A human trafficking operation in Marneuli might have gone undetected if police from this small city in the southern portion of the nation of Georgia hadn’t known what to look for and how to ferret out this pervasive and inhuman crime.

Only a month earlier, at the invitation of the U.S. Department of State, officers from Georgia’s Central Criminal Police Department attended training in combating human trafficking. Officials from the U.S. Immigration and Customs Enforcement (ICE) provided the training at the International Law Enforcement Academy in Budapest.

Run for more than two decades by the State Department’s Bureau of International Narcotics and Law Enforcement Affairs, the International Law Enforcement Academies (ILEAs) bring together law enforcement professionals from around the world to combat transnational organized crime, including trafficking and terrorism, through strengthened international cooperation.

Grigol Gogochashvili from Georgia’s Central Criminal Police Department was the team leader for a group at the ICE Trafficking in Persons Course in April 2018, part of the broader ILEA Budapest Anticorruption Series.

The weeklong course, which is offered 10 times annually across the five overseas ILEAs, aims to build the ability of law enforcement officials to monitor and combat trafficking in persons. The training covers victim identification techniques as well as best practices for how to work with a victim and get a conviction of the trafficker.

Specific topics include fundamentals of victim assistance, the cycle of violence in trafficking and the role of social media in trafficking, among others.

Carlos Ortiz of ICE, who has given anti-trafficking training at a number of ILEAs, describes the training as victim-based.

“There’s nobody — no part of the investigation — more important than the victim,” ~ ILEA instructor Carlos Ortiz

Gogochashvili did not know how soon he would use that training. Within a month of his team’s return to Georgia, the police department was informed of suspicious activity at a “hotel-type facility.” Gogochashvili recognized the unusual behavior of two women at the scene from his recent training.

“We got these indicators, exactly like the indicators we’d learned about at the ILEA training,” he said through an interpreter. Using procedures learned through ILEA, the department gathered information and conducted a covert investigation into the operation, said Gogochashvili. The police removed the victims and soon after made two arrests.
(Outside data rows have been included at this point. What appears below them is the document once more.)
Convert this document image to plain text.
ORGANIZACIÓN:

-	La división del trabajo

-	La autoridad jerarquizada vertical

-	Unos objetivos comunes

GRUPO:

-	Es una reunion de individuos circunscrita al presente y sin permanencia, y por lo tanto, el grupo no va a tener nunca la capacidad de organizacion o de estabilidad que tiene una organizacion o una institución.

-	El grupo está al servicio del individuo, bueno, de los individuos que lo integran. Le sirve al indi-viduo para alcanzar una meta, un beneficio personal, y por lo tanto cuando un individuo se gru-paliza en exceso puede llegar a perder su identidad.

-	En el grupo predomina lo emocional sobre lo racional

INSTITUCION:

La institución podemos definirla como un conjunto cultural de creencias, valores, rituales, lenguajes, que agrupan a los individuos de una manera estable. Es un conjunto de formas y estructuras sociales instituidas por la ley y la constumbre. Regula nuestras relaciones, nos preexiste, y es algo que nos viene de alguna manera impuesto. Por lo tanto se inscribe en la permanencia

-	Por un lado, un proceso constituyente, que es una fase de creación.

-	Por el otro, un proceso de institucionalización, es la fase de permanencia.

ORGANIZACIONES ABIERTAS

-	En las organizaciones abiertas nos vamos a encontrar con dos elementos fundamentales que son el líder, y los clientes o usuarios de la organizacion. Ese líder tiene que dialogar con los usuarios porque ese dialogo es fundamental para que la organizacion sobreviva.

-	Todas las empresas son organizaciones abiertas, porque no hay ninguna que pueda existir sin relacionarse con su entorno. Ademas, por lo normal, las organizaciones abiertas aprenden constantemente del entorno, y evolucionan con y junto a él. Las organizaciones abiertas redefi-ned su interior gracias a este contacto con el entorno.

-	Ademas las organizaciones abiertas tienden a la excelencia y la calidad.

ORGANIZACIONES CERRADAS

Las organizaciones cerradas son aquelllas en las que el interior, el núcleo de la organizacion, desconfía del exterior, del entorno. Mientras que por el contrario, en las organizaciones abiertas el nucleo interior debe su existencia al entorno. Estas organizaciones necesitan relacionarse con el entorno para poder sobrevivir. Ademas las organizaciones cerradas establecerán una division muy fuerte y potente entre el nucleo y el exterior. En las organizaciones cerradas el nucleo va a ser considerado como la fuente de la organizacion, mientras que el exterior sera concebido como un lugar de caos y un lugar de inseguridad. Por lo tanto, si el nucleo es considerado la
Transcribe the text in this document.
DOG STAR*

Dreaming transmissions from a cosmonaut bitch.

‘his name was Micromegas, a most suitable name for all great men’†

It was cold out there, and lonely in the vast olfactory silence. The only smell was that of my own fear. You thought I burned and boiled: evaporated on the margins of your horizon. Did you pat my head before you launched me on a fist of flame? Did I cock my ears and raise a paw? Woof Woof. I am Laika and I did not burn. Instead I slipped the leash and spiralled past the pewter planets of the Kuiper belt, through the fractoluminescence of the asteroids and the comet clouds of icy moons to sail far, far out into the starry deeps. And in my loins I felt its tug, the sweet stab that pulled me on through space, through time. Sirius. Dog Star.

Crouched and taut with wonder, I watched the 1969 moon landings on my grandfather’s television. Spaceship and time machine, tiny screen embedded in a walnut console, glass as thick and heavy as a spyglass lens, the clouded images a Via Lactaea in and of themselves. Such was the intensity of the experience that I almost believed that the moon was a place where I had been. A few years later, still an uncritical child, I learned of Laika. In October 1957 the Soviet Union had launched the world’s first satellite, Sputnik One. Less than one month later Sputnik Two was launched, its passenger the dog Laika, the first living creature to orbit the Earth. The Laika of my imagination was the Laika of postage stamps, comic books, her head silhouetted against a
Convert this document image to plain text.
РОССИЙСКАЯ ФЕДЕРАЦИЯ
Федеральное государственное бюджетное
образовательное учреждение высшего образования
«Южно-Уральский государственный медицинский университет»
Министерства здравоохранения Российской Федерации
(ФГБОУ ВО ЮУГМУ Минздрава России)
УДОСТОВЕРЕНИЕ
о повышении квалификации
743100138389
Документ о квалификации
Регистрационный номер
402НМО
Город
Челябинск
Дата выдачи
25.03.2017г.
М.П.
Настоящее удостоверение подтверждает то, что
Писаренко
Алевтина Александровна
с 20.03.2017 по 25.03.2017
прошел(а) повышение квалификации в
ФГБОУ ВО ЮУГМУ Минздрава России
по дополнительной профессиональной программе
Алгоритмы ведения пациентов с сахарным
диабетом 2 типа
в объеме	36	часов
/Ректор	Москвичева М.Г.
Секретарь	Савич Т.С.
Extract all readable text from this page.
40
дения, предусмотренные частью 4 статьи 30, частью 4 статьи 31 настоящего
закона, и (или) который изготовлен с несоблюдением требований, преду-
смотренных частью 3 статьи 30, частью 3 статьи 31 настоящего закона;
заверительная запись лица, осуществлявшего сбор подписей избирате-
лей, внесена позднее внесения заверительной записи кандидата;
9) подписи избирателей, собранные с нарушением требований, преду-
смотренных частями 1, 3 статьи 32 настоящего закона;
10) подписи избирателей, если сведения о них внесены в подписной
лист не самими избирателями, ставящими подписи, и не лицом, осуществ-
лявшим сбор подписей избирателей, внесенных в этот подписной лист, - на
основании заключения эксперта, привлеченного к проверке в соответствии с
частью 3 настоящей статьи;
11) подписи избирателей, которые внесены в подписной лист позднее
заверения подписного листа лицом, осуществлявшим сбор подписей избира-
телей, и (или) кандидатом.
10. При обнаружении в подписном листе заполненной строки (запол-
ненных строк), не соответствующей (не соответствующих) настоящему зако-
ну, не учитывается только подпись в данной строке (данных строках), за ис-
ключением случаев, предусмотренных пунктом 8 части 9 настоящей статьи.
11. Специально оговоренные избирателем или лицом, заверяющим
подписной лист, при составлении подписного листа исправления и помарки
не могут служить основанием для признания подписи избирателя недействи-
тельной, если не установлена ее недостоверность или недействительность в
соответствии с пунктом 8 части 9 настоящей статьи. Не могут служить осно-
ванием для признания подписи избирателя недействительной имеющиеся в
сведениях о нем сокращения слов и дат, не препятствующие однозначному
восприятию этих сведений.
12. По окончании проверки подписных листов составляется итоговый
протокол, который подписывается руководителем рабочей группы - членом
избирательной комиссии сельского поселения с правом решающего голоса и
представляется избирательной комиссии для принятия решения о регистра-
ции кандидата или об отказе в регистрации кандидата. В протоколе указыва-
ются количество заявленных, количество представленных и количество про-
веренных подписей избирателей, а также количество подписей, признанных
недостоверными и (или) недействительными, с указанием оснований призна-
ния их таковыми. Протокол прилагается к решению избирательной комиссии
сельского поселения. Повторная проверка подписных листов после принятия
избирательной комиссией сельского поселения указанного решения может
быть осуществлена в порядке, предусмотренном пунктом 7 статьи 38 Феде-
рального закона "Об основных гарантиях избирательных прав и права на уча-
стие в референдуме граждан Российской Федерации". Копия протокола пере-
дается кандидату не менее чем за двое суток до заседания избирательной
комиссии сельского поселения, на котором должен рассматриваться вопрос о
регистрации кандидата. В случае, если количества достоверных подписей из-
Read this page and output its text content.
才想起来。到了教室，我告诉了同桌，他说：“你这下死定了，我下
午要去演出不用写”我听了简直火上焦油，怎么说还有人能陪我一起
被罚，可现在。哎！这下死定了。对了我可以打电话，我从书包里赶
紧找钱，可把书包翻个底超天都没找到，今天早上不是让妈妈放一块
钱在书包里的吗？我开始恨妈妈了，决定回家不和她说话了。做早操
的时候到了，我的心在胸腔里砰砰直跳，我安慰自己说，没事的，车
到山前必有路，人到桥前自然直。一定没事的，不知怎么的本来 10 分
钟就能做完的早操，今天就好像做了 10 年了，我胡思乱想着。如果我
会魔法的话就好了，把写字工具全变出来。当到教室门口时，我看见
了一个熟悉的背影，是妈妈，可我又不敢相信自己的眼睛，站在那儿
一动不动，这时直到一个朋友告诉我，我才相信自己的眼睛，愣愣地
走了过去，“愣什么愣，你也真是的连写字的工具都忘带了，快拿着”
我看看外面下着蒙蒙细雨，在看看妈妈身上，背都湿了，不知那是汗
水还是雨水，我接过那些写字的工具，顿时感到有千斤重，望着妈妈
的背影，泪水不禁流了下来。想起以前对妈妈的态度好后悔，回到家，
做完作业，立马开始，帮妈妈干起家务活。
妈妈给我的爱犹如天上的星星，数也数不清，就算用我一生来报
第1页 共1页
Gogochashvili said that what made the April course valuable to him was both the instructors and the participants “sharing hands-on experience that I would later use in my job. The trainers there were active law enforcement officials with vast experience in working with trafficking cases.”

ILEAs Worldwide Network

There are six institutions, located in the following cities:

  • Budapest, Hungary (serving Central/Eastern Europe and Central Asia).
  • Bangkok (serving Southeast Asia and China).
  • Gaborone, Botswana (serving the countries south of the Sahel and parts of West Africa).
  • Accra, Ghana (regional training center covering West Africa).
  • San Salvador, El Salvador (serving Latin America and the Caribbean).
  • Roswell, New Mexico (serving all countries worldwide that send officers to ILEAs).